There is silence and then a gruff, “He is not.”
I feel a rush of anger on his behalf. “Your dad seems like an ass.”
Remus begins to cackle anew at my assessment. “My consort is smartandbeautiful.”
Thing holds out his arms but stays several feet away as if he’s being careful not to touch me and show me that he doesn’t intend to. “The dining table is this way.”
I blink, not expecting the soft words after the barrage from the others. But it makes it easier to follow where he directs me.
The calm moment doesn’t last, though. When I walk across the large, empty room to where the table is set up near the fireplace, the one with horns is there, along with?—
“Ba ba ba ba ba ba!”
I pause, a bit taken aback by the cute little baby with a puff of black curls, two little horns protruding from her head, and tiny silken black wings sitting in a wooden hook-on high chair attached to the table beside her much more intimidating father. Hannah hurries over to sit in a chair beside her daughter.
In the center of the table is a large roast of steaming meat. There are a lot of other unfamiliar dishes, the intense smells wafting my way and immediately making my shoulders tense.
I blink, feeling a bit overwhelmed.
“Where would you like to sit?” Thing asks.
“Beside me, obviously,” Remus answers, walking to one side of the table and sitting on a bench. He pats the space beside him, and I narrow my eyes. Yeah, he’s definitely shit at personal space.
Thing stomps ahead of me and sits beside Remus, pointing to an open chair at the opposite end of the table. “Don’t be an ass,” he grumbles at his brother.
Remus makes an injured noise. “I’m just trying to get to know my consort.”
“She isnotyour consort,” Thing growls as I start to feel stabby again. “Stop saying that, or I’ll rearrange your face. And I don’t mean just sending you to sleep.”
“Please,” Remus scoffs. “As if you have any control over when I wake and sleep.”

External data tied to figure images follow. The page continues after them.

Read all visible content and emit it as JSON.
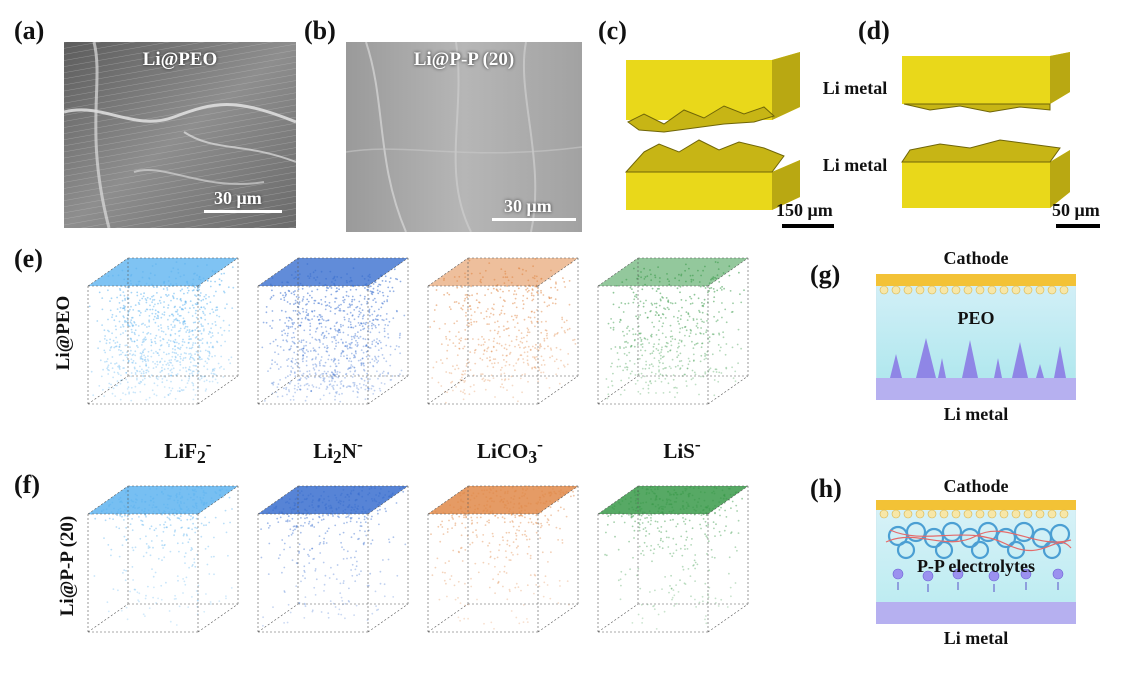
{
  "panels": {
    "a": {
      "label": "(a)",
      "title": "Li@PEO",
      "scalebar": "30 μm"
    },
    "b": {
      "label": "(b)",
      "title": "Li@P-P (20)",
      "scalebar": "30 μm"
    },
    "c": {
      "label": "(c)",
      "scalebar": "150 μm"
    },
    "d": {
      "label": "(d)",
      "scalebar": "50 μm"
    },
    "cd_labels": {
      "top": "Li metal",
      "bottom": "Li metal"
    },
    "e": {
      "label": "(e)",
      "row_label": "Li@PEO"
    },
    "f": {
      "label": "(f)",
      "row_label": "Li@P-P (20)"
    },
    "g": {
      "label": "(g)",
      "top": "Cathode",
      "middle": "PEO",
      "bottom": "Li metal"
    },
    "h": {
      "label": "(h)",
      "top": "Cathode",
      "middle": "P-P electrolytes",
      "bottom": "Li metal"
    }
  },
  "ions": [
    {
      "base": "LiF",
      "sub": "2",
      "sup": "-",
      "color": "#5fb4f0"
    },
    {
      "base": "Li",
      "sub": "2",
      "mid": "N",
      "sup": "-",
      "color": "#3a6fcf"
    },
    {
      "base": "LiCO",
      "sub": "3",
      "sup": "-",
      "color": "#e08a4a"
    },
    {
      "base": "LiS",
      "sub": "",
      "sup": "-",
      "color": "#3a9a4a"
    }
  ],
  "colors": {
    "li_yellow": "#f1e21a",
    "cathode": "#f7c948",
    "electrolyte": "#d8f3f7",
    "dendrite": "#8a7de0"
  }
}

Thing turns to Hannah. “Give me the baby.”
Hannah makes an outraged noise. “You can’t use my baby as an on-off switch for your brother! It’ll give her a complex!”
“Ba ba ba ba ba ba!”
I slowly approach, about to take a seat where Thing pointed.
Thing jerks one of his many thumbs in my direction. “Our guest won’t be comfortable during dinner with him here.”
I pause before I sit. “I could just eat my dinner somewhere else. Maybe in my room, if there’s somewhere I can sleep for the night. I’m actually really tired anyway?—”
“Nonsense!” Hannah cries, then swings the baby out of her high seat and hands her to Thing. He stretches out his uppermost pair of arms and takes the baby.
“Hi, sweet Raven,” he says, making his voice sweet and gentle, which seems especially incongruous with how big and intimidating he is the rest of the time.
“Do I have no say in this?” says the large, goat-horned man from the head of the table.
“No,” says Hannah and Thing together as Thing plops baby Raven in Remus’s lap.
“You’re both being ridiculous,” Remus starts to say. “I’m not afraid of my own niece?—”
And yet, his words cut off as soon as the baby’s in his lap, and his hands shoot out to steady her. He blinks down at her once, twice, and then his head does that unnerving Exorcist-spin thing.
“Romulus, thank God,” Hannah says to the twin who blinks awake in Remus’s place. He’s much calmer as he smiles at the baby, lifting her in the air like an absolute natural and perching her on his shoulder to rub her little back underneath her wings. She coos and babbles away into his ear, her wings fluttering happily.
“You’re just in time,” Hannah says brightly. “Thing caught a lynx, and I made a feast.”